(Courthouse News) The Ninth Circuit on Friday reviewed a Montana law prohibiting public disclosure of ethics complaints filed against government officials until after they have been decided, inserting itself into the middle of a caustic political rivalry between a Montana House Republican and the state’s Democratic governor.

The dispute began in November 2016, when Montana’s then-political practices commissioner Jonathan Motl threatened Republican Representative Brad Tschida with civil and criminal penalties for disclosing to fellow legislators a copy of an ethics complaint Tschida had filed against Montana Governor Steve Bullock and Bullock’s Director of Commerce Meg O’Leary.

The complaint accused Bullock and O’Leary of using a state-owned airplane to fly to Missoula for a Paul McCartney concert in August 2014. Later, Tschida accused Bullock of misusing state resources by relying on government attorneys to defend him against the complaint.

Motl, Tschida claims, delayed ruling on the complaint so its allegations wouldn’t be made public until after Bullock had been reelected. So Tschida emailed a copy of it to other state legislators just one week before the November 2016 election as “part of a larger discussion” to investigate Bullock’s misuse of state resources, according to Tschida’s appeals brief.

In retaliation for what he termed a “last-minute political press hit,” Motl threatened Tschida in the media with civil fines and criminal prosecution.

Although Motl didn’t make good on the threats, he didn’t rescind them, either, prompting Tschida to sue in November 2016 for a court order striking down Montana’s ethics-disclosure law on the grounds it violates First Amendment speech rights.

In his appeals brief, Tschida says he plans to file additional ethics complaints against Bullock Administration officials and publicly disclose them, but he can’t do so as long as the law is still on the books.

According to court documents, Motl dismissed Tschida’s complaint against Bullock and O’Leary as frivolous two weeks after Bullock won reelection.

On Friday in Seattle, U.S. Circuit Judge William Fletcher suggested he believed a lower court ruling partially in Motl’s favor was wrong.

In April 2017, U.S. District Judge Brian Morris found Montana’s ethics-disclosure law is unconstitutional when it applies to elected officials, but not when it applies to unelected state employees.

Morris made his decision by reviewing the law under different standards for elected and non-elected officials.

Finding the statute constitutes a content-based speech restriction when it applies to elected officials, Morris applied strict scrutiny to rule it unconstitutional in the Bullock dispute.

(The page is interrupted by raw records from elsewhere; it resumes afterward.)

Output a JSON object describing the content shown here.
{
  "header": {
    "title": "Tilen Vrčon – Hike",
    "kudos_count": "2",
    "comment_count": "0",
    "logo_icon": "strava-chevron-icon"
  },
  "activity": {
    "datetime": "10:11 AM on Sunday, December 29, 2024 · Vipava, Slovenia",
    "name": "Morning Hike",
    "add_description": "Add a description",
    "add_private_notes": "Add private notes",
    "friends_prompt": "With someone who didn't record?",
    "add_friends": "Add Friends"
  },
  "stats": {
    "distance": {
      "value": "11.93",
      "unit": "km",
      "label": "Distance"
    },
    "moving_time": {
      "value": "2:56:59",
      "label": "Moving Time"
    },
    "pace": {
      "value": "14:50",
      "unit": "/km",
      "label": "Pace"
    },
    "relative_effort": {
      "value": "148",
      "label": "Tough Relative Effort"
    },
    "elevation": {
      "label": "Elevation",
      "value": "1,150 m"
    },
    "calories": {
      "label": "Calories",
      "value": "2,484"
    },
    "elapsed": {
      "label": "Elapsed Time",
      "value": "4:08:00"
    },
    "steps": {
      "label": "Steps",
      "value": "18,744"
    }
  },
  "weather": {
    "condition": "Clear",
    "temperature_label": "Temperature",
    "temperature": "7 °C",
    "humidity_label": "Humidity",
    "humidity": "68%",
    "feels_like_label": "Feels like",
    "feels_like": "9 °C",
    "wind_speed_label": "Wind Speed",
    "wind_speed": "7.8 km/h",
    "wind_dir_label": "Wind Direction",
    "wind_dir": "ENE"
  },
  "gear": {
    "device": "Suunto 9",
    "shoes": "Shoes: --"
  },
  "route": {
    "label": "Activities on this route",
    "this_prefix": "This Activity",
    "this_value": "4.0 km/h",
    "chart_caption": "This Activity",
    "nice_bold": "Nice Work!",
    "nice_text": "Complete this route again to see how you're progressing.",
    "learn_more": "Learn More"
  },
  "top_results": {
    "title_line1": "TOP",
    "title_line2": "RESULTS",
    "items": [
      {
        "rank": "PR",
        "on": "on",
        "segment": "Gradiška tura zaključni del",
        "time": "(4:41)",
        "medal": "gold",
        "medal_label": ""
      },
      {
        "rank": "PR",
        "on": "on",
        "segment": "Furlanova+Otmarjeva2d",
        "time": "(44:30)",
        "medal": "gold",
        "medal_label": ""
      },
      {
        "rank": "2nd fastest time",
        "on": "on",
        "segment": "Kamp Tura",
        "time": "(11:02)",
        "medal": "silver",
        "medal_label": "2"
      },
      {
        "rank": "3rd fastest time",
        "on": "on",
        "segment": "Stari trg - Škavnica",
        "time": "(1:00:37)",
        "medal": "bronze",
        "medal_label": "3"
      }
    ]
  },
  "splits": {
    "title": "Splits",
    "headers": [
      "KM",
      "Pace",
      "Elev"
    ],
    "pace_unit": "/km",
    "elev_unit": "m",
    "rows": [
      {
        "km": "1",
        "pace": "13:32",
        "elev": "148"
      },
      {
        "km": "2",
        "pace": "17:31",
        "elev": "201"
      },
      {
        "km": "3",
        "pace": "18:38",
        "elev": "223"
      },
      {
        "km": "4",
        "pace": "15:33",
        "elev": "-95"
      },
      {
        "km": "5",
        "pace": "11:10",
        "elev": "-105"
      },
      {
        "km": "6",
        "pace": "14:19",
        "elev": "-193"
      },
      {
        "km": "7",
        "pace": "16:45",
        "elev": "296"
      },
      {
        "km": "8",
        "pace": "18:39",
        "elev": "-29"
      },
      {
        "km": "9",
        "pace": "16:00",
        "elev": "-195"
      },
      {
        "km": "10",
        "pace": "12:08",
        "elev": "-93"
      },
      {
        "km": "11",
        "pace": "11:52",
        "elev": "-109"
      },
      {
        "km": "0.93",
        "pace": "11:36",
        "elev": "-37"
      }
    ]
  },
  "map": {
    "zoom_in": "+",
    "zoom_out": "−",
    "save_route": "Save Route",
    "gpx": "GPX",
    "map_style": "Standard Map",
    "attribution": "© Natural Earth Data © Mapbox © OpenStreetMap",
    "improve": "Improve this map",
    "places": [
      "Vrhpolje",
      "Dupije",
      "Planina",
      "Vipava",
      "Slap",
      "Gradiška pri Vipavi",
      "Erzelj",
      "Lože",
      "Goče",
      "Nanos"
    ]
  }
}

But Morris ruled the statute isn’t content-based as to non-elected employees because it fulfills the “compelling state interest” of protecting employee privacy. He therefore applied intermediate scrutiny to find the statute constitutional with regards to O’Leary.

“It does seem to me content-based,” Fletcher, a Clinton appointee, said of the statute’s application to O’Leary. “But a very well-respected district judge thought with respect to Ms. O’Leary that it was not content-based. I’m not going to call that district judge clearly incompetent.”

U.S. Circuit Judge Jay Bybee, a George W. Bush appointee, chimed in. Bybee said for Tschida’s lawyer, Matthew Monfortan, to prevail both on arguments the statute is unconstitutional and that Motl wasn’t entitled to qualified immunity, he had to show Motl knew the statute was “obviously unconstitutional” but threatened Tschida anyway.

Both Bybee and Fletcher rejected outright Monforton’s argument Motl knew the law was unconstitutional based on Stilp v. Contino, in which the Third Circuit in 2010 found a similar law unconstitutional.

“That’s news to me,” Fletcher and Bybee said in rapid succession of each other.

“As a premise, it’s just simply wrong, because otherwise we are bound by that,” Bybee added.

Monforton countered a “reasonable government official, especially a government official who’s an attorney, who’s a prosecutor,” like Motl, “should know that.”

Montana Assistant Attorney General Stuart Segrest insisted the statute is constitutional across the board. And he said Morris had correctly applied intermediate scrutiny to O’Leary.

“Cases…that have addressed speech in the First Amendment context have continuously distinguished between public actors and private actors,” Segrest said.

Fletcher replied he was “quite willing to give you the proposition that convinced the district court that line employees are really differently situated … and should be protected from various forms of intrusion.”

But he also noted the statute prohibits only the disclosure of the complaint itself; it doesn’t prohibit a person from disclosing they filed a complaint or the allegations in it.

“Where is the compelling state interest in protecting the employee from that very small little additional thing?” Fletcher asked, again throwing into question how the panel will rule.

U.S. District Judge Larry Burns, sitting by designation from the Southern District of California, joined Bybee and Fletcher on the panel.